Уйдя в отставку, Александр Федорович оставил казенную квартиру в корабельной конторе на Коммерческой пристани, и все Солисы поехали на лето на хутор Григория Суханова и поселились в беленьком флигельке позади дома Григория.
После приветствий гости отправились купаться. Они переплыли в лодке через речку, огибавшую хутор, и очутились на широкой кошке[9]. Раздевшись, они уселись на сухом, горячем песке.

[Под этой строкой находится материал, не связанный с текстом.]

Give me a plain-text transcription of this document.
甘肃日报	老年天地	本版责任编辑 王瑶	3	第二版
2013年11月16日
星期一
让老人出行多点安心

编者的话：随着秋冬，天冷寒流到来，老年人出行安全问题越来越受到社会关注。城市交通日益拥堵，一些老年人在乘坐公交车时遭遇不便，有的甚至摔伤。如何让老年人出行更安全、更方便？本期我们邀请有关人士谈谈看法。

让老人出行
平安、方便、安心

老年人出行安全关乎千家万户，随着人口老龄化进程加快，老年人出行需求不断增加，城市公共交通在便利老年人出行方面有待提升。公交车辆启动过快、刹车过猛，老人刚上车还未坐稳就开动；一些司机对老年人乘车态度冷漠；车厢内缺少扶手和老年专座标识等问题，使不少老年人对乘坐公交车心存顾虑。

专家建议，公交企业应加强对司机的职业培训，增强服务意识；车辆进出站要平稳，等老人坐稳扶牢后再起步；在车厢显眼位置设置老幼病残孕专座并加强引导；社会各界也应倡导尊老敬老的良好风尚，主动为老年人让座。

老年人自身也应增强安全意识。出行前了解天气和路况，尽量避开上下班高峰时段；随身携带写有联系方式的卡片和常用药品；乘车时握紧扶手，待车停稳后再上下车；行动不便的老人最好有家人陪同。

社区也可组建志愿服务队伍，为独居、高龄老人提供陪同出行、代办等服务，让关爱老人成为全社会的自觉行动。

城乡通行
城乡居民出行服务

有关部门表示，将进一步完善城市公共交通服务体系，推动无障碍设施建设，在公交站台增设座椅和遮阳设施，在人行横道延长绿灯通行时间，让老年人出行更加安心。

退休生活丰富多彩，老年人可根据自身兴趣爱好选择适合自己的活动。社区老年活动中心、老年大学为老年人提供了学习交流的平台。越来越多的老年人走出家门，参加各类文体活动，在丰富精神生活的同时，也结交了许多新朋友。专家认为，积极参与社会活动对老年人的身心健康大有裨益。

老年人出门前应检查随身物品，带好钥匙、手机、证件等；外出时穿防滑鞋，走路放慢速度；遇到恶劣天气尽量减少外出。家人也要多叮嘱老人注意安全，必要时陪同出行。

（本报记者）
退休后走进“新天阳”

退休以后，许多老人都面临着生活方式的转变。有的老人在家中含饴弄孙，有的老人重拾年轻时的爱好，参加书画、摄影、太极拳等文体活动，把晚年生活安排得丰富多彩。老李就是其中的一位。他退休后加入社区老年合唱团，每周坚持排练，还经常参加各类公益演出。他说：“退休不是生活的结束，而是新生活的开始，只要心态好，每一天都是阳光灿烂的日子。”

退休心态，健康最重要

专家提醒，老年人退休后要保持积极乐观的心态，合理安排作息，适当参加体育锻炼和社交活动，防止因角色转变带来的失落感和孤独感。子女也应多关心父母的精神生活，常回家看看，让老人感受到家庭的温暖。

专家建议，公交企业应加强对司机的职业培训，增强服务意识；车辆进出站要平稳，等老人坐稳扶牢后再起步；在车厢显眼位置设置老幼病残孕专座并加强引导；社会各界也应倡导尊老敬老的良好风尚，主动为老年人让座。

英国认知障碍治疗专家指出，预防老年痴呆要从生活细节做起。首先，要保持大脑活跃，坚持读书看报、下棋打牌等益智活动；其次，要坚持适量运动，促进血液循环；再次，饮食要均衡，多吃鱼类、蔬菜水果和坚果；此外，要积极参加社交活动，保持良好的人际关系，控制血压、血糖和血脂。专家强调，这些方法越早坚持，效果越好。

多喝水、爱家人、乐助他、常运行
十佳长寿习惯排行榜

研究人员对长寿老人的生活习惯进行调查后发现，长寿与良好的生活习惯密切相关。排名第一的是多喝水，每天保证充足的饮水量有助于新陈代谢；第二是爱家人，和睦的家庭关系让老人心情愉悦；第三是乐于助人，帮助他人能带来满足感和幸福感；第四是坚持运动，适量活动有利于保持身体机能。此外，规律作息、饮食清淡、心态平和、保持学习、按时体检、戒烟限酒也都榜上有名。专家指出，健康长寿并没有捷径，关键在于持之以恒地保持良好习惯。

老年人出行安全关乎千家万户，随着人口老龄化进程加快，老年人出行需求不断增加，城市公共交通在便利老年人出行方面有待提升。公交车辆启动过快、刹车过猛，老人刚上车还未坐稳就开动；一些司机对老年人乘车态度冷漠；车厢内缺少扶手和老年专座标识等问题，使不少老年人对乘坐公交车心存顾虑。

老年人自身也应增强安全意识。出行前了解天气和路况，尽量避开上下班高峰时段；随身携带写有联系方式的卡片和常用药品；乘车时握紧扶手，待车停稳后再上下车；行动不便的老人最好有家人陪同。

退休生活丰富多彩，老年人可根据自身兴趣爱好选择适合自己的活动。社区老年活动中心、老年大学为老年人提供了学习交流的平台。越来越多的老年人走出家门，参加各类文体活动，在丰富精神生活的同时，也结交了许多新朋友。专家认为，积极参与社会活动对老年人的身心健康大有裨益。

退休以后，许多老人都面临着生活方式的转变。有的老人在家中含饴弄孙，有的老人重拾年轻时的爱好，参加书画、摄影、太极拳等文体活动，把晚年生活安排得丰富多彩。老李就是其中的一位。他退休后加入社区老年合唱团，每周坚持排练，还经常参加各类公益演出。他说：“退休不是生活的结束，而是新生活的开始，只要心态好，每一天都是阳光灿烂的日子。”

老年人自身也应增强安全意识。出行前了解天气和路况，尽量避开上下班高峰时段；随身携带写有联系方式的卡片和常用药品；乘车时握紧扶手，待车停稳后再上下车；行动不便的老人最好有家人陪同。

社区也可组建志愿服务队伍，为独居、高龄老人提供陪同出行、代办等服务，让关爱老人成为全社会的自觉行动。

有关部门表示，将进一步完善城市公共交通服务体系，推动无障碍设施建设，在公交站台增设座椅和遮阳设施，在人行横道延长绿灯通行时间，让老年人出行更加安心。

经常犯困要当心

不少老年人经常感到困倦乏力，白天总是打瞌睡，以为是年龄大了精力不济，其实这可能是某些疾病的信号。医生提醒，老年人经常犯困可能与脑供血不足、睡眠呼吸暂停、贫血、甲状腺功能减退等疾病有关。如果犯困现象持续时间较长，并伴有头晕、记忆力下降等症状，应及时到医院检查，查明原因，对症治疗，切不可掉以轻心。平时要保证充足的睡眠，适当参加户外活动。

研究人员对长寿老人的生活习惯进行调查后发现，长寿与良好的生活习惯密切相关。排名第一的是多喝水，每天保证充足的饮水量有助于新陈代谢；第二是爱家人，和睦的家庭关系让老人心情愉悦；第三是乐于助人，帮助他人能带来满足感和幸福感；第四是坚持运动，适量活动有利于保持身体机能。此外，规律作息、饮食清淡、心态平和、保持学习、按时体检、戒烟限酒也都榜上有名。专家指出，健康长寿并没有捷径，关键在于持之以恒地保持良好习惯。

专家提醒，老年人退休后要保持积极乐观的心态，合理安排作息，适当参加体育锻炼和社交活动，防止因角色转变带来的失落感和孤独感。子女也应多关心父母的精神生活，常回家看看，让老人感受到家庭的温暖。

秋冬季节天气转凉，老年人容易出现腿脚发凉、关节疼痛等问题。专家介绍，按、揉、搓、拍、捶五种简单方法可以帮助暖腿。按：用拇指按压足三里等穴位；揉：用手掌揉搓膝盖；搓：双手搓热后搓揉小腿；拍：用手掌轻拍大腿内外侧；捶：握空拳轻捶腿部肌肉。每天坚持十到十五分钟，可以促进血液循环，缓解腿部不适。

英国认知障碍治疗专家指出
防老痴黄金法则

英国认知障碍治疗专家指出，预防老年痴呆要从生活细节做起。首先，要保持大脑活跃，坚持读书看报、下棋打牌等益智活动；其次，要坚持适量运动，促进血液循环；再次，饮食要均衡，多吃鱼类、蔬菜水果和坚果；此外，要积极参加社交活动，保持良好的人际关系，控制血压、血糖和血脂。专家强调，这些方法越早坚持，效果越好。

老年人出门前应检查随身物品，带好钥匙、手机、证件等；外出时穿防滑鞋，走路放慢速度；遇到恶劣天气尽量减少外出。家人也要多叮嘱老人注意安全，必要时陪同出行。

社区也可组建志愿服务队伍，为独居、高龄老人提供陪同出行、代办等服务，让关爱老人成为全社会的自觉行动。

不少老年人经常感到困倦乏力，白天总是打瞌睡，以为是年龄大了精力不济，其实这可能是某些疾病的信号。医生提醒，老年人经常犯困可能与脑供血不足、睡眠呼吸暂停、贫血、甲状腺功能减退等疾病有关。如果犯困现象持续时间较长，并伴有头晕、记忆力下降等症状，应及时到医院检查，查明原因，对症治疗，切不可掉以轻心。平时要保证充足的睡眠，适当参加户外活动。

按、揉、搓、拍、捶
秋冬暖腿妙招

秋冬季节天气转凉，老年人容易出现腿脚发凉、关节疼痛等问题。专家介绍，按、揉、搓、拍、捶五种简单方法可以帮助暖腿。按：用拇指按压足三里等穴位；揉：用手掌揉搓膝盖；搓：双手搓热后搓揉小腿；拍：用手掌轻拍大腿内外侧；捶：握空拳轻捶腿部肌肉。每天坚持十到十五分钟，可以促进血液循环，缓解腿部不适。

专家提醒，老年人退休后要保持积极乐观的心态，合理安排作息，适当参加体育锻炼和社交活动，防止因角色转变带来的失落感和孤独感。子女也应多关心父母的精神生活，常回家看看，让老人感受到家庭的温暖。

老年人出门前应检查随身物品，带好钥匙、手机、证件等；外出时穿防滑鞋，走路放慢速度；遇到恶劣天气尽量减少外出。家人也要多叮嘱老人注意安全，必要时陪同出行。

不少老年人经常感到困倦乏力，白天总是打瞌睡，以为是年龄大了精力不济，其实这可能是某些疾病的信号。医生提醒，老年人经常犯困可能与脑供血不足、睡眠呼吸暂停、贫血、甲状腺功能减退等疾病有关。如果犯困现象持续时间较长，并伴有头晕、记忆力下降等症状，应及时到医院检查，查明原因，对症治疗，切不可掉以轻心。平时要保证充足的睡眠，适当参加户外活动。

Перед ними расстилались синие воды Уссурийского залива; вдали, очень далеко, серой завесой, казалось — недвижно, стоял туман, а над головой сияло солнце.
— Хорошо здесь, — сказал Володя.
— Чудесно! — воскликнул Виктор Заречный.
— Кусочек земного рая, — проговорил Костя Суханов. — Недаром здесь селился древний человек.
— Вот как? — заинтересовался Виктор Заречный.
— Да, мы с Григорием занимались здесь раскопками. Вон там, где скотный двор, находили орудия каменного века, кости диких зверей, обломки гончарной посуды. На вершине мыса Азарьева, — Костя указал рукой на мыс, возвышавшийся слева, — нашли каменные стрелы. Совсем не изученный край. Не только не исследованы стоянки доисторического человека, но очень мало известно и о царстве Бохай, которое сотни лет назад процветало в Уссурийском крае.
— Памятники этого царства погибают, — сказал Виктор. — Я читал, на месте Никольск-Уссурийского был древний город, который китайцы называли Шуан-Чэн, что значит — двойная крепость. Остались следы этого города. Надо все это обязательно взять под охрану, изучить.
— Тебя, Виктор, следует назначить министром старины Приморского края, — сказал Костя.
— Я бы не отказался от такой должности. Интересная работа.
— Ну вот, — добавил Володя, — возьмем власть в свои руки и назначим тебя министром старины. Звучит — то как: министр старины! Это ты, Костя, здорово придумал.
— Превосходная должность! — согласился Виктор.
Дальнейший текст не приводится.